Квартет заиграл гимн России, а я тихонько, мелкими шажками, свалил в сторону Лены, рядом с которой стоял пожилой очкарик в потертом костюме. Он был без галстука, зато из кармана по-пижонски торчал белый платок.

— Сергей, познакомься! — Лена дождалась, когда закончится гимн и отзвучат новые аплодисменты. — Это Баграт Шалвович. Поэт и бард.

— Песня про удачу — это ваша? — удивился я знакомству.

— Моя! — Баграт покосился в декольте Лены.

— Я уже взяла автограф! — похвасталась девушка.

— А тут что делаете?

— Баграт Шалвович, — Лена чуть ли не прыгала от восторга, — подписал письмо деятелей культуры. «Раздавите гадину». Представляешь, Сергей?

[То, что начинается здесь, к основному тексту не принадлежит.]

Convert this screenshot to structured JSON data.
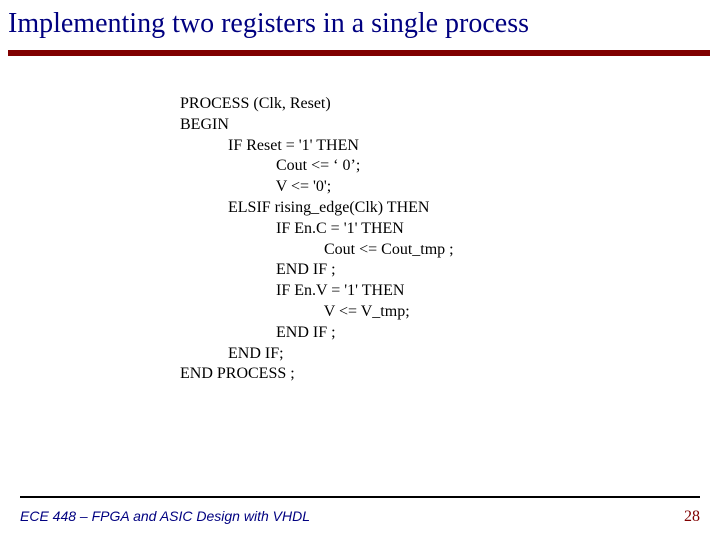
{
  "title": "Implementing two registers in a single process",
  "code": {
    "l1": "PROCESS (Clk, Reset)",
    "l2": "BEGIN",
    "l3": "IF Reset = '1' THEN",
    "l4": "Cout <= ‘ 0’;",
    "l5": "V <= '0';",
    "l6": "ELSIF rising_edge(Clk) THEN",
    "l7": "IF En.C = '1' THEN",
    "l8": "Cout <= Cout_tmp ;",
    "l9": "END IF ;",
    "l10": "IF En.V = '1' THEN",
    "l11": "V <= V_tmp;",
    "l12": "END IF ;",
    "l13": "END IF;",
    "l14": "END PROCESS ;"
  },
  "footer": {
    "left": "ECE 448 – FPGA and ASIC Design with VHDL",
    "slide_number": "28"
  }
}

— Что за письмо? — поднял я бровь. — Я, видимо, что-то пропустил.

— Я все узнала. Про то, что фашисты в Белом доме взялись за оружие и их нужно уничтожить. В «Известиях» опубликовали. Баграт Шалвович, я все правильно поняла?

Тот неопределенно покивал и грустно посмотрел, как я приобнял девушку за талию.

— А вы чем занимаетесь? — спросил он у меня. — Кажется, я вас видел по телевизору.

— Всем подряд, — не стал углубляться я. — Нефтью, золотом…

— Сергей распродает Родину, — засмеялась Лена. Я тайком больно ущипнул девушку за бок.

— Ай!

Лена на меня уставилась в возмущении.

— Мы одних налогов за прошлый квартал заплатили сорок миллионов! — со значением посмотрел я на нее.

Хотел было сказать «Фильтруй базар, метелка», но перед моим внутренним взором появилась Серафима Леонардовна. Она грозила мне пальчиком, а на ее интеллигентном лице застыла глубокая укоризна и порицание. К великому моему сожалению, если женщина красивая, то совершенно необязательно, что она при этом еще и умная. И вообще, Лену номер два привели сюда для того, чтобы она своим ртом улыбалась, а не для того, чтобы она издавала с его помощью какие-то невразумительные звуки. И уж точно она не должна брать визитки у посторонних мужиков и прятать к себе в сумочку, думая, что я этого не вижу.

Вечер набирал обороты, а я тоскливо смотрел по сторонам, не понимая, как бы мне выбраться отсюда по-тихому. Пьяные рожи, теряющие остатки респектабельности, кружили вокруг меня хороводом. ОНИ победили! ОНИ! Не кто-то другой! А поэтому им можно теперь все. И мне можно все. Можно на красный свет перекрестки проезжать, можно за буйки заплывать и даже старушек на «зебре» давить. Недолгий период демократии закончился прямо сейчас, на моих глазах. Теперь начнется имитации ее же, чтобы народ лишний раз не напрягался. Демократия вместо денег — это ведь хороший обмен, честный. Народу — демократия, а деньги — вот этим господам, одним из которых я стал. И ведь здесь почти все знают, кто я, и как зарабатываю на жизнь. Но ни на одной харе даже тени брезгливости нет. Напротив, они масляно мне улыбаются, жмут руку потной ладошкой и уверяют в вечной дружбе. Они все мечтают оказаться на моем месте. Еще бы, мне же сам Дед благоволит. Я ведь его любимый шут на текущий момент. Дедом его называют, разумеется, только в ближнем кругу…

— Я украду Сергея Дмитриевича? — один из тех, кто вился вокруг тезки маршала, культурно, но твердо взял меня за локоть и в очередной раз оттащил от спутницы. Прямо сегодня день «воров». То Березовский был, то теперь этот…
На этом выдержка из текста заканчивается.